Updated: January 23, 2012 2:34AM
Dr. Wallace: Recently, high school youngsters in Memphis, Tenn., wrote to you about their unfortunate circumstance of being in an English class taught by the basketball coach, who was preoccupied by his coaching and was not interested in teaching the subject. But your response missed the point entirely. And should the students follow your advice of meeting with the principal, they have a good chance of getting into trouble. Their plight is the same as that faced by thousands of concerned students throughout the nation. It is an everyday happening that plagues secondary education and is despised by conscientious teachers — including most coaches — throughout the nation.
In most school districts, the superintendent of schools, the school board and the principal collectively participate in the recruitment and selection of varsity coaches. The community wants a winning team, and if the coach doesn’t produce a winning team, he is fired. Those involved in the process also know when varsity coaches are hired that the coach will usually have to teach one or two courses in subjects that they have a minimum of knowledge and little or no interest in — traditionally math and science in junior high school and basic math and social studies in high school. This historic practice has had a baneful effect on education and is not the fault of the coaches — most of whom are very good people.

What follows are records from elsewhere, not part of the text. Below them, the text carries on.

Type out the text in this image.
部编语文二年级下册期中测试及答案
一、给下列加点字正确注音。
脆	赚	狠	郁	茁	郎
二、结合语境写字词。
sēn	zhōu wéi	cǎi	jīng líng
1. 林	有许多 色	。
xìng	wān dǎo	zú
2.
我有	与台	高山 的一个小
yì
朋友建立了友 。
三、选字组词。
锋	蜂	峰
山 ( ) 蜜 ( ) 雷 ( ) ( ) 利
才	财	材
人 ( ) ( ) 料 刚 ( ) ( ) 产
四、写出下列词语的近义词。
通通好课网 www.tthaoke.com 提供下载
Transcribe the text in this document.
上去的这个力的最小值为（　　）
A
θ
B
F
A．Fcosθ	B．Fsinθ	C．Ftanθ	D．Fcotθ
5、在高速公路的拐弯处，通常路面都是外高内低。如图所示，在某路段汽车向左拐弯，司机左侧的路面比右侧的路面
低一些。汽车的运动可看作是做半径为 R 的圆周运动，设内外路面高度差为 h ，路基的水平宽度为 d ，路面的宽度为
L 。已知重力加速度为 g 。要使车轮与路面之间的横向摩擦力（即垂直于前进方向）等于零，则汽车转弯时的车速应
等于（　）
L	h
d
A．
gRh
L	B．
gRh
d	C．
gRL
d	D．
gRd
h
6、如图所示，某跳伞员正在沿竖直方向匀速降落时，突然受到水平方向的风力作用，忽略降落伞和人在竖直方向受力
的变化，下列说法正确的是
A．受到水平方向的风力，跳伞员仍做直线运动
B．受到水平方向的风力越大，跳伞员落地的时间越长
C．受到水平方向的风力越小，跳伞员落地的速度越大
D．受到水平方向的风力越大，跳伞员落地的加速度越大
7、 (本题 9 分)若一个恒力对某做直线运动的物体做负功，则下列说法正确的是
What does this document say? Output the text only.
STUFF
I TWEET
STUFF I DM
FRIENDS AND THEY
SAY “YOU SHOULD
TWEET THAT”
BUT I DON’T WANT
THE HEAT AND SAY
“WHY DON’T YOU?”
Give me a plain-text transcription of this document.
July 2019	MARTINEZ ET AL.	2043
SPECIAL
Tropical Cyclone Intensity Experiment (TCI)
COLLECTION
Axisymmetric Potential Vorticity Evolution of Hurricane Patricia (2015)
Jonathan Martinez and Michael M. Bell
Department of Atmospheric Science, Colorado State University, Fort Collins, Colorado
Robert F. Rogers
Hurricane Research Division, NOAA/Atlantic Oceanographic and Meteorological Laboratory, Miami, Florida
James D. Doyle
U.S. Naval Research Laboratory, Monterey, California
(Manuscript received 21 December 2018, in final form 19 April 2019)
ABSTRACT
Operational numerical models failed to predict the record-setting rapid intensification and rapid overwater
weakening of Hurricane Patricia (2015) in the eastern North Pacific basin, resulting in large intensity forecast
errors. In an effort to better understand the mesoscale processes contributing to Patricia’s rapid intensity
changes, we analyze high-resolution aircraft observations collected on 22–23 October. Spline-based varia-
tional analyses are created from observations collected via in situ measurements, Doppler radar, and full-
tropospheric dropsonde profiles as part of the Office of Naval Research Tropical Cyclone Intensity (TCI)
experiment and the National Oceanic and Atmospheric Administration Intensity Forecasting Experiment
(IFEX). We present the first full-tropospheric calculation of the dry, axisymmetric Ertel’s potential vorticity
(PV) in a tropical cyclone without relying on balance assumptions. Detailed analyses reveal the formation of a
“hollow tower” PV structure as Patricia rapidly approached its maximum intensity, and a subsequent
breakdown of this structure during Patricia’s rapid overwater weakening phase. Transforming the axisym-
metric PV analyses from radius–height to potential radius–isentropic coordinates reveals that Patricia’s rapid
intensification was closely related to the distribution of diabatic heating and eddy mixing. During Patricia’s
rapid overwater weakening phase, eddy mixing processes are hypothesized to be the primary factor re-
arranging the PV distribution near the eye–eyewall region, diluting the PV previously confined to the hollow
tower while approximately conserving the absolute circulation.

I doubt that these students complaining to the principal, who assigned the coach to teach the English class in the first place, will get any results. Neither will going to the superintendent who has coffee with the good old boys every weekday morning; some of are most likely on the school board and hold post-mortems on the varsity games. Sad as it may be, by following your advice, they have a greater chance of getting into trouble rather than bringing about a just reform, ESPECIALLY IF THE COACH HAS A WINNING VARSITY TEAM!!!
Retired Teacher, Odessa, Texas
Teacher: You watched the movie “Hoosiers” once too often. The vast majority of principals and school superintendents are dedicated professionals who understand that athletics play an important role in the entire educational structure, but they know that the prime goal for all students is a quality education provided by the best qualified teachers.
P.S.: I taught English and was the varsity basketball coach at La Quinta High School in Garden Grove, Calif., before becoming a high school principal. I hope this background didn’t affect my response to you.
When teaching, if I had been more preoccupied in coaching than in teaching English, I agree with you that I should have been removed from both teaching and coaching. However, we had winning teams and several of our players were also on the academic honor roll. I enjoyed watching our teams win, but never at the expense of classroom performance!